Support for Israel: A gay liberal perspective

I am constantly baffled when I see my fellow “liberals” bashing one of the only governments in the Middle East that supports these ideals.

Gay flag (photo credit: INGIMAGE / ASAP)
Gay flag
(photo credit: INGIMAGE / ASAP)
Goosebumps and shivers are the only words that come close to accurately describing how I feel when I consider the advancements the Western World has made in the past few years. Of course, when I speak of “advancements,” I am generally referencing innovations in equality for gender and sexuality.
In 2012, Barack Obama became the first sitting US president to endorse gay marriage.
In 2013, Queen Elizabeth signed the Succession to the Crown Act, canceling ancient laws of male primogeniture that have existed in Britain since before the time of the Anglo-Saxon kings.
As a gay college student, advancements such as these get me excited... they remind me what an exciting time it is to be alive.
I consider myself a staunch supporter of gay rights and women’s liberation, and I wish to see religious tolerance and western notions of just punishment implemented the world over.
I guess you can call me a typical liberal, and I accept that label with sincere pride. I am constantly baffled when I see my fellow “liberals” bashing one of the only governments in the Middle East that supports these ideals.
Being pro-Palestinian seems to be the liberal trend, which both saddens and confuses me. Since the tragic deaths of Eyal Yifrah, Naftali Fraenkel and Gil-Ad Shaer, my Facebook newsfeed has been swelling with debates about Israel’s right to exist.
My friends, mostly observant Jews, argue from a religious perspective. They use faith, history and definitely some pseudo-history to argue for the existence of the Jewish state in the Middle East.
Although I am of partial, distant Jewish ancestry, I do not consider myself a member of any particular faith, and I do not think that religious claims to land should be acceptable in 2014. Claiming ownership of land on a religious basis is almost as tricky as using religion to claim rights or power over others. Equally as tricky is a historical claim. Yes, ancient tribes of Jews lived in the area, but the archeological evidence for a “united” ancient Israel has been contested in academia since the days of Doctor Israel Finkelstein.
So where do we go from here? I am a liberal who has just written about his own support for Israel, and yet deny the two biggest pillars of said support: history and religion.
So where do I dig for my justification? The simple answer is morals, or perhaps you could call it “good behavior.”
This may seem like a very incomplete way to justify the existence of a country, but I believe it is the best way. Israel was founded in 1948, and recognized in 1949, and there is nothing you or I can do about this fact. Israel is there, and has been since those dates. The political situation was mostly this: urban European Jews (many of whom were academics) that survived the Holocaust became farmers, cultivators, and rebuilders of the Middle East.

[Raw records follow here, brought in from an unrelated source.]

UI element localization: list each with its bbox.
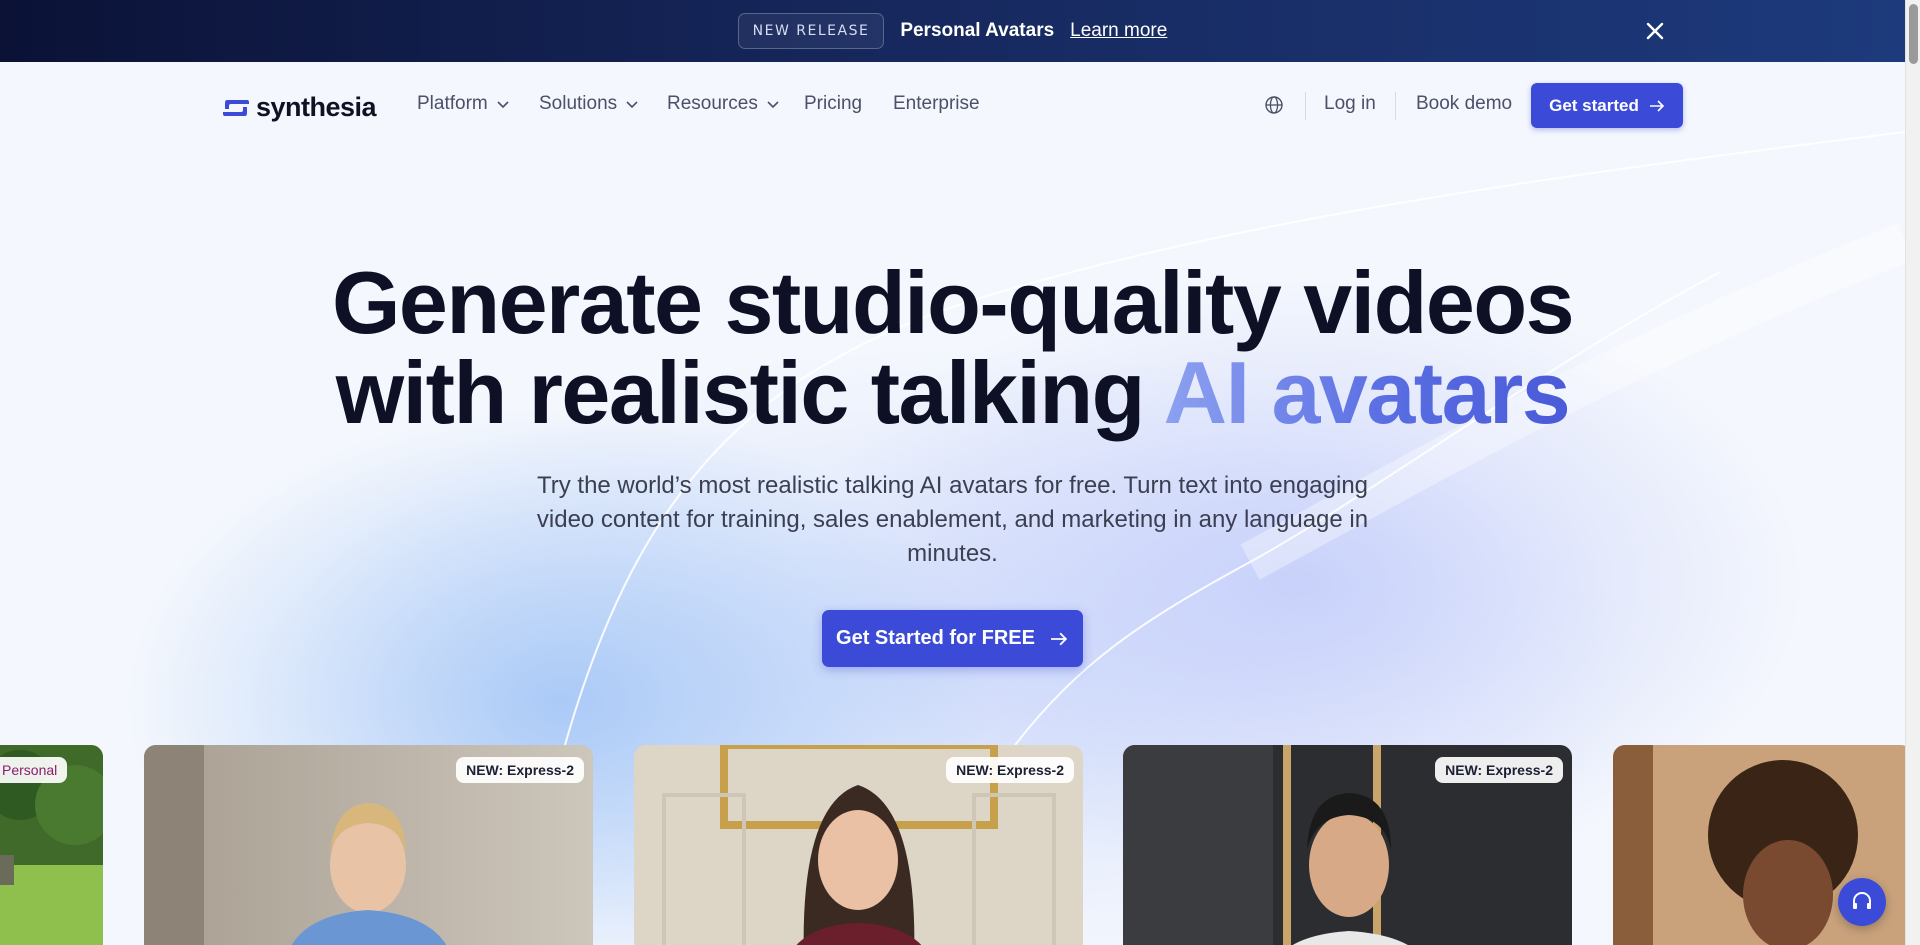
arrow-right-icon (1649, 99, 1665, 112)
chevron-down-icon (626, 100, 638, 108)
scrollbar-thumb[interactable] (1909, 4, 1918, 64)
card-badge: NEW: Express-2 (456, 757, 584, 783)
avatar-card[interactable]: NEW: Express-2 (1123, 745, 1572, 945)
headline-line-2: with realistic talking (335, 343, 1164, 442)
synthesia-logo-icon (223, 99, 249, 116)
close-icon[interactable] (1642, 18, 1668, 44)
nav-platform-label: Platform (417, 93, 488, 114)
hero-subtext: Try the world’s most realistic talking A… (536, 472, 1369, 567)
headset-icon (1853, 892, 1871, 909)
nav-divider (1395, 92, 1396, 120)
card-badge: Personal (0, 757, 68, 783)
card-badge: NEW: Express-2 (946, 757, 1074, 783)
login-label: Log in (1324, 93, 1376, 114)
chevron-down-icon (497, 100, 509, 108)
nav-solutions[interactable]: Solutions (539, 93, 639, 115)
book-demo-label: Book demo (1416, 93, 1513, 114)
avatar-card[interactable]: Personal (0, 745, 103, 945)
arrow-right-icon (1050, 632, 1068, 645)
cta-label: Get Started for FREE (836, 627, 1035, 649)
nav-enterprise-label: Enterprise (893, 93, 980, 114)
get-started-button[interactable]: Get started (1531, 83, 1683, 128)
login-link[interactable]: Log in (1324, 93, 1376, 115)
nav-resources-label: Resources (667, 93, 758, 114)
avatar-card[interactable]: NEW: Express-2 (634, 745, 1083, 945)
headline-line-1: Generate studio-quality videos (331, 253, 1575, 352)
brand-name: synthesia (256, 92, 377, 122)
book-demo-link[interactable]: Book demo (1416, 93, 1512, 115)
support-chat-button[interactable] (1838, 878, 1886, 926)
nav-platform[interactable]: Platform (417, 93, 510, 115)
hero-headline: Generate studio-quality videos with real… (0, 258, 1905, 438)
get-started-label: Get started (1549, 95, 1639, 115)
page-scrollbar[interactable] (1905, 0, 1920, 945)
announcement-bar: NEW RELEASE Personal Avatars Learn more (0, 0, 1905, 62)
synthesia-logo[interactable]: synthesia (222, 92, 377, 123)
nav-enterprise[interactable]: Enterprise (893, 93, 980, 115)
nav-pricing[interactable]: Pricing (804, 93, 862, 115)
nav-divider (1305, 92, 1306, 120)
nav-solutions-label: Solutions (539, 93, 618, 114)
announcement-title: Personal Avatars (900, 20, 1055, 41)
nav-resources[interactable]: Resources (667, 93, 780, 115)
get-started-free-button[interactable]: Get Started for FREE (822, 610, 1083, 667)
avatar-card[interactable]: NEW: Express-2 (144, 745, 593, 945)
headline-accent: AI avatars (1163, 343, 1571, 442)
learn-more-link[interactable]: Learn more (1070, 20, 1167, 42)
nav-pricing-label: Pricing (804, 93, 863, 114)
globe-icon[interactable] (1264, 95, 1284, 115)
chevron-down-icon (767, 100, 779, 108)
new-release-tag: NEW RELEASE (737, 13, 885, 49)
card-badge: NEW: Express-2 (1435, 757, 1563, 783)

Although this sounds like a recipe for disaster, it was actually the ingredients for success. These settlers not only brought their education with them, but they also brought memories of their own persecution.
Part of their identity throughout history was being on the receiving end of hatred, violence and discrimination. This memory of persecution, combined with their European education, created a state that was set to join hands with the Western World and march into the future.
It is time we consider a small country that has managed to make immense social progress in terms of human rights despite the politics of its surrounding countries, and despite constant threats against it. It’s time we examine what could have been.
It could have been very possible that Israel was never founded... and that a piece of land “the size of New Jersey” could have been an Islamic state instead, implementing sharia law and keeping Jews from visiting their holy city of Jerusalem. Tel Aviv would never have existed, and its first gay pride parade never would have occurred. Freedom of religion would never have been implemented in the land, nor would women be able to hold positions of leadership.
We forget, at a very unfortunate cost, that Israel was one of the first governments to talk about gay rights, starting with Yael Dayan’s speech in 1993. It’s interesting that members of the American Left are ready to hold signs saying “Gaza Strong” when Islamic Gaza is against the very liberties that American liberals stand for.
The author is an undergraduate at Binghamton University in upstate New York. He is pursuing majors in Art History and Russian Studies, with prospects for a masters degree in international relations.